The only reason to make a file extension longer is to avoid collisions.
NTFS has a file length limit fo 255 characters. And if the company you work for does things like this:
\\SERVER1\Data\Region\SubRegion\SubSubRegion\Reports\Weekly\2014-25\WidgetReport\SubWidgetReports\..... you can eat up space pretty quickly. You might need those extra characters.
Just a little nit that I feel compelled to pick: The path length limitation is part of Windows, not NTFS. NTFS has a 255-character limit on individual path components, but it allows for much longer paths than that, just like all modern filesystems do. It's the Windows API that sets MAX_PATH to 260.
Feel free to nitpick. I remember writing to an NTFS parition from Linux. I finally managed to delete the unresponsive directories in Powershell except for one straggler which also had special characters.
Before everyone wised up / bad publicity forced them to, it wasn't uncommon for things like FTP servers to be able to create filenames which were either very long or contained reserved DOS names (e.g.

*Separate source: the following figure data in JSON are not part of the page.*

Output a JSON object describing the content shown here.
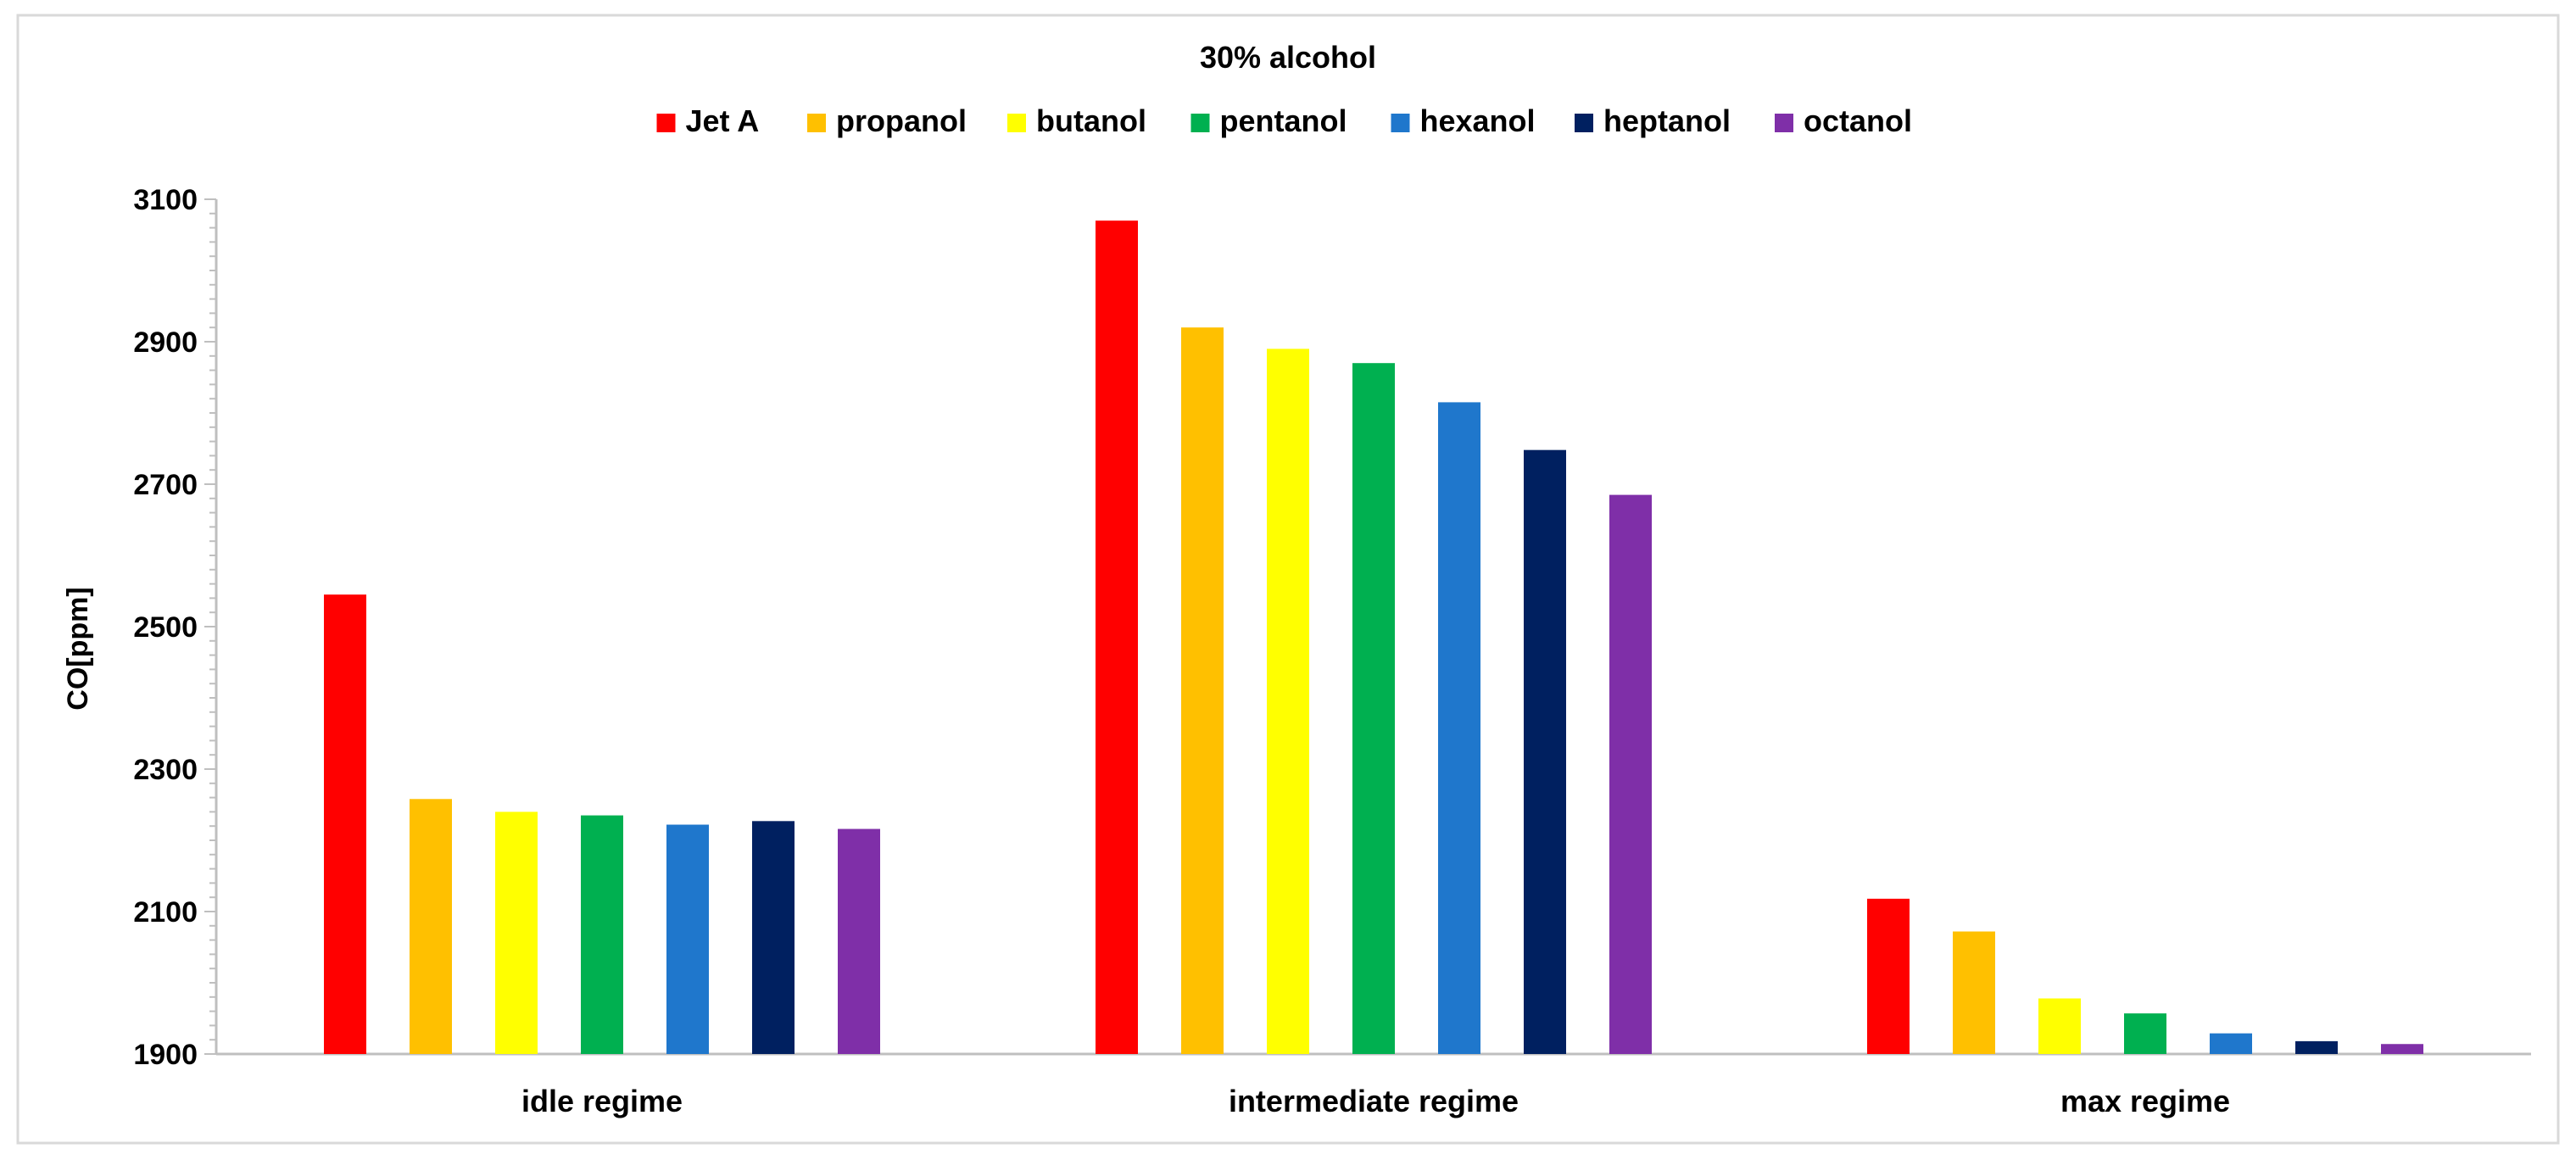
{
  "chart_data": {
    "type": "bar",
    "title": "30% alcohol",
    "xlabel": "",
    "ylabel": "CO[ppm]",
    "ylim": [
      1900,
      3100
    ],
    "yticks": [
      1900,
      2100,
      2300,
      2500,
      2700,
      2900,
      3100
    ],
    "grid": false,
    "legend_position": "top",
    "categories": [
      "idle regime",
      "intermediate regime",
      "max regime"
    ],
    "series": [
      {
        "name": "Jet A",
        "color": "#ff0000",
        "values": [
          2545,
          3070,
          2118
        ]
      },
      {
        "name": "propanol",
        "color": "#ffc000",
        "values": [
          2258,
          2920,
          2072
        ]
      },
      {
        "name": "butanol",
        "color": "#ffff00",
        "values": [
          2240,
          2890,
          1978
        ]
      },
      {
        "name": "pentanol",
        "color": "#00b050",
        "values": [
          2235,
          2870,
          1957
        ]
      },
      {
        "name": "hexanol",
        "color": "#1f77cc",
        "values": [
          2222,
          2815,
          1929
        ]
      },
      {
        "name": "heptanol",
        "color": "#002060",
        "values": [
          2227,
          2748,
          1918
        ]
      },
      {
        "name": "octanol",
        "color": "#7f2fa8",
        "values": [
          2216,
          2685,
          1914
        ]
      }
    ]
  }
}
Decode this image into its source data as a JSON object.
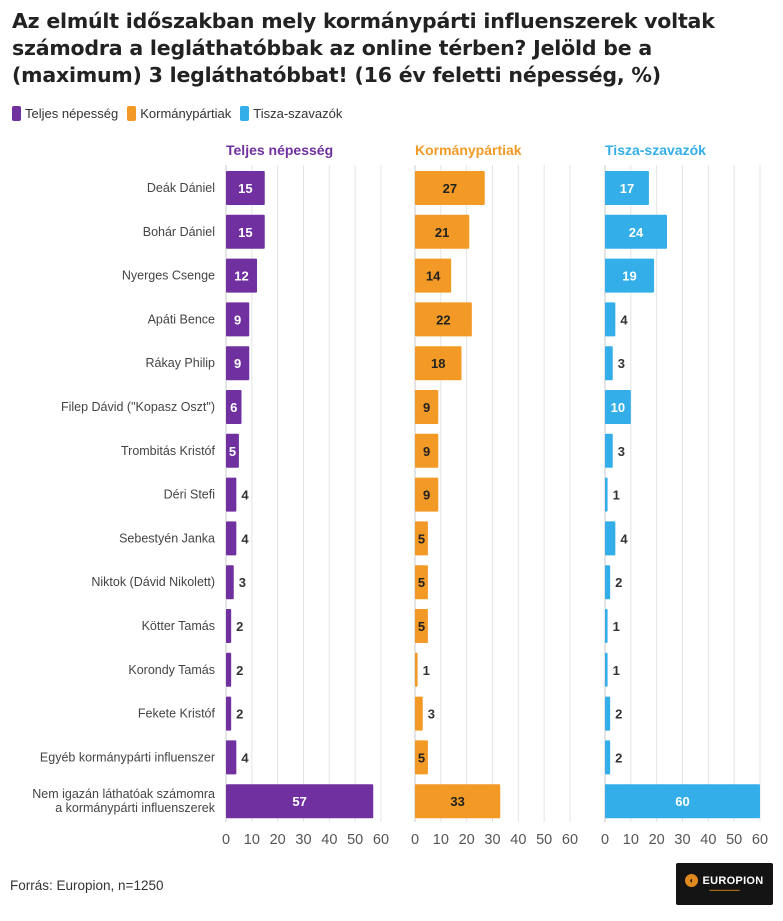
{
  "title": "Az elmúlt időszakban mely kormánypárti influenszerek voltak számodra a legláthatóbbak az online térben? Jelöld be a (maximum) 3 legláthatóbbat! (16 év feletti népesség, %)",
  "legend": [
    {
      "label": "Teljes népesség",
      "color": "#7030a0"
    },
    {
      "label": "Kormánypártiak",
      "color": "#f39a26"
    },
    {
      "label": "Tisza-szavazók",
      "color": "#33aee8"
    }
  ],
  "source": "Forrás: Europion, n=1250",
  "logo": {
    "text": "EUROPION",
    "icon": "europion-logo-icon"
  },
  "chart_data": {
    "type": "bar",
    "orientation": "horizontal",
    "categories": [
      "Deák Dániel",
      "Bohár Dániel",
      "Nyerges Csenge",
      "Apáti Bence",
      "Rákay Philip",
      "Filep Dávid (\"Kopasz Oszt\")",
      "Trombitás Kristóf",
      "Déri Stefi",
      "Sebestyén Janka",
      "Niktok (Dávid Nikolett)",
      "Kötter Tamás",
      "Korondy Tamás",
      "Fekete Kristóf",
      "Egyéb kormánypárti influenszer",
      "Nem igazán láthatóak számomra a kormánypárti influenszerek"
    ],
    "series": [
      {
        "name": "Teljes népesség",
        "color": "#7030a0",
        "values": [
          15,
          15,
          12,
          9,
          9,
          6,
          5,
          4,
          4,
          3,
          2,
          2,
          2,
          4,
          57
        ]
      },
      {
        "name": "Kormánypártiak",
        "color": "#f39a26",
        "values": [
          27,
          21,
          14,
          22,
          18,
          9,
          9,
          9,
          5,
          5,
          5,
          1,
          3,
          5,
          33
        ]
      },
      {
        "name": "Tisza-szavazók",
        "color": "#33aee8",
        "values": [
          17,
          24,
          19,
          4,
          3,
          10,
          3,
          1,
          4,
          2,
          1,
          1,
          2,
          2,
          60
        ]
      }
    ],
    "xlim": [
      0,
      60
    ],
    "xticks": [
      0,
      10,
      20,
      30,
      40,
      50,
      60
    ],
    "grid": true,
    "legend_position": "top-left"
  }
}
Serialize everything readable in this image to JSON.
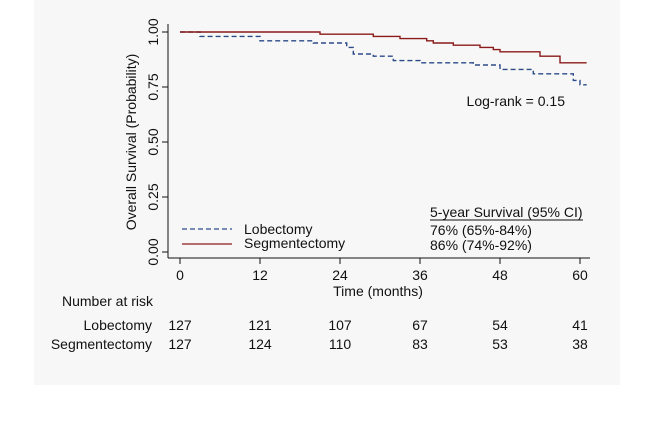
{
  "chart_data": {
    "type": "line",
    "title": "",
    "xlabel": "Time (months)",
    "ylabel": "Overall Survival (Probability)",
    "xlim": [
      0,
      60
    ],
    "ylim": [
      0,
      1
    ],
    "xticks": [
      "0",
      "12",
      "24",
      "36",
      "48",
      "60"
    ],
    "yticks": [
      "0.00",
      "0.25",
      "0.50",
      "0.75",
      "1.00"
    ],
    "grid": false,
    "legend_position": "bottom-left",
    "annotation": "Log-rank = 0.15",
    "survival_table": {
      "header": "5-year Survival (95% CI)",
      "rows": [
        "76% (65%-84%)",
        "86% (74%-92%)"
      ]
    },
    "series": [
      {
        "name": "Lobectomy",
        "color": "#2b4a8a",
        "style": "dashed",
        "points": [
          [
            0,
            1.0
          ],
          [
            3,
            1.0
          ],
          [
            3,
            0.98
          ],
          [
            12,
            0.98
          ],
          [
            12,
            0.96
          ],
          [
            20,
            0.96
          ],
          [
            20,
            0.95
          ],
          [
            25,
            0.95
          ],
          [
            25,
            0.93
          ],
          [
            26,
            0.93
          ],
          [
            26,
            0.9
          ],
          [
            29,
            0.9
          ],
          [
            29,
            0.89
          ],
          [
            32,
            0.89
          ],
          [
            32,
            0.87
          ],
          [
            36,
            0.87
          ],
          [
            36,
            0.86
          ],
          [
            44,
            0.86
          ],
          [
            44,
            0.85
          ],
          [
            48,
            0.85
          ],
          [
            48,
            0.83
          ],
          [
            53,
            0.83
          ],
          [
            53,
            0.81
          ],
          [
            59,
            0.81
          ],
          [
            59,
            0.78
          ],
          [
            60,
            0.78
          ],
          [
            60,
            0.76
          ],
          [
            61,
            0.76
          ]
        ]
      },
      {
        "name": "Segmentectomy",
        "color": "#8b1a1a",
        "style": "solid",
        "points": [
          [
            0,
            1.0
          ],
          [
            21,
            1.0
          ],
          [
            21,
            0.99
          ],
          [
            29,
            0.99
          ],
          [
            29,
            0.98
          ],
          [
            33,
            0.98
          ],
          [
            33,
            0.97
          ],
          [
            37,
            0.97
          ],
          [
            37,
            0.96
          ],
          [
            38,
            0.96
          ],
          [
            38,
            0.95
          ],
          [
            41,
            0.95
          ],
          [
            41,
            0.94
          ],
          [
            45,
            0.94
          ],
          [
            45,
            0.93
          ],
          [
            47,
            0.93
          ],
          [
            47,
            0.92
          ],
          [
            48,
            0.92
          ],
          [
            48,
            0.91
          ],
          [
            54,
            0.91
          ],
          [
            54,
            0.89
          ],
          [
            57,
            0.89
          ],
          [
            57,
            0.86
          ],
          [
            61,
            0.86
          ]
        ]
      }
    ]
  },
  "risk_table": {
    "title": "Number at risk",
    "rows": [
      {
        "label": "Lobectomy",
        "values": [
          127,
          121,
          107,
          67,
          54,
          41
        ]
      },
      {
        "label": "Segmentectomy",
        "values": [
          127,
          124,
          110,
          83,
          53,
          38
        ]
      }
    ]
  }
}
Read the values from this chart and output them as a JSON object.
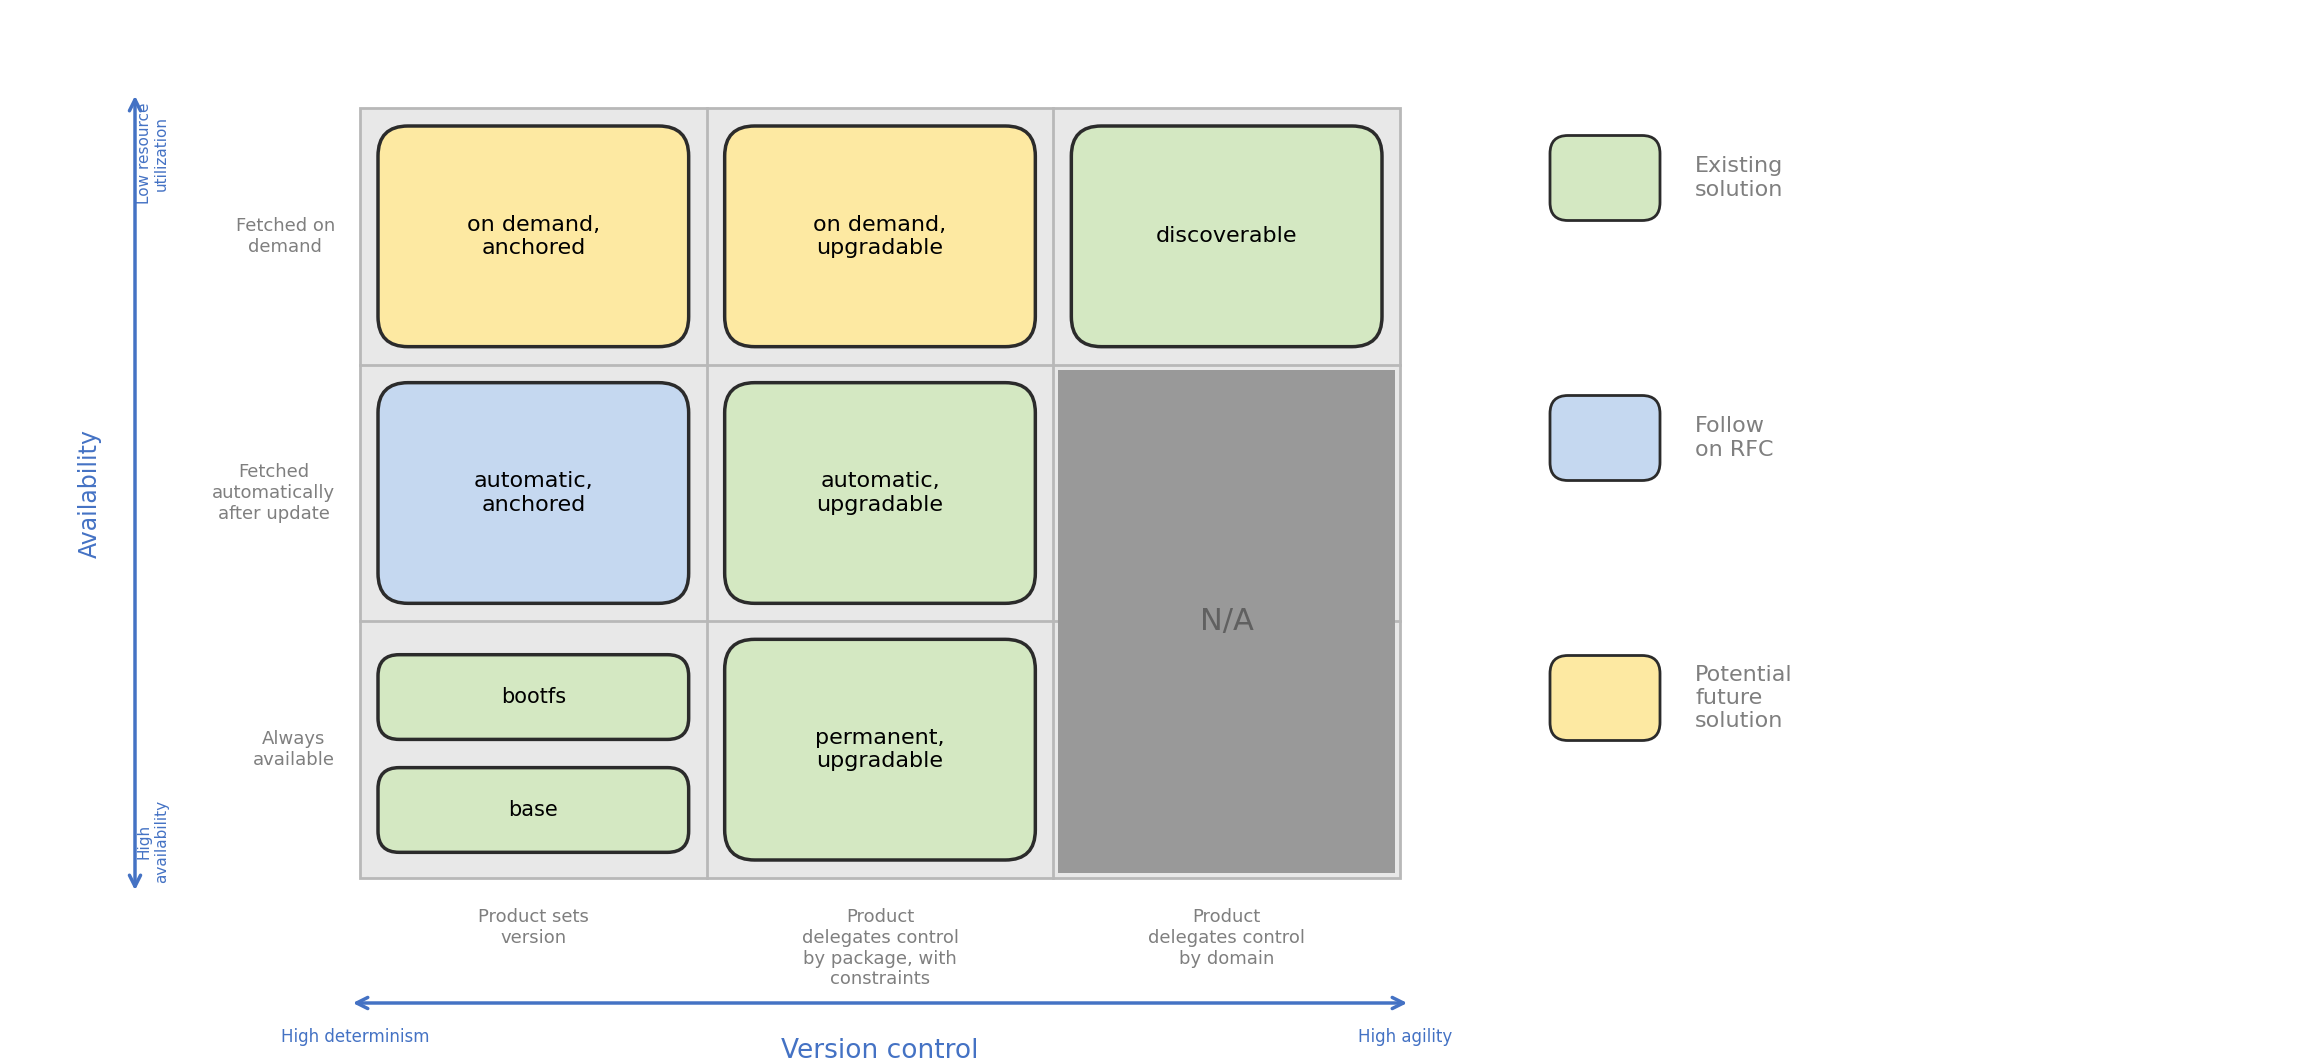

CON, AUX, LPT1, etc.) and were thus undeletable using the Win32 APIs used by Explorer or cmd.exe.
The posix and NT-native APIs didn't have this limit so Windows admins either had to find a ported POSIX utility (rm.exe was popular) or learn how to use UNC paths:
Characteristically, Microsoft doesn't seem to be interested in fixing this so everyone who builds a new file sharing service probably has to add layers of script-kiddy protection for backwards compatibility.
.html isn't quite served exactly the same way as .htm on a Windows OS. Although both .html and .htm will open up a page in your default browser, the latter will attempt to locate predefined folders that presumably contains images/scripts for your .htm file.
Three letter extensions can also be important for compatibility with poorly-written software. I work with an "enterprise" (hah) document management system which refuses to believe that .docx files are a thing.
I think that the original selection of 3 character extensions was made because it felt like a comfortable number of characters to make something meaningful while not being too burdensome to type. The fact that we still tend towards <= 3 character extensions is probably because this is still true, not because of a conscious attempt to maintain DOS compatibility.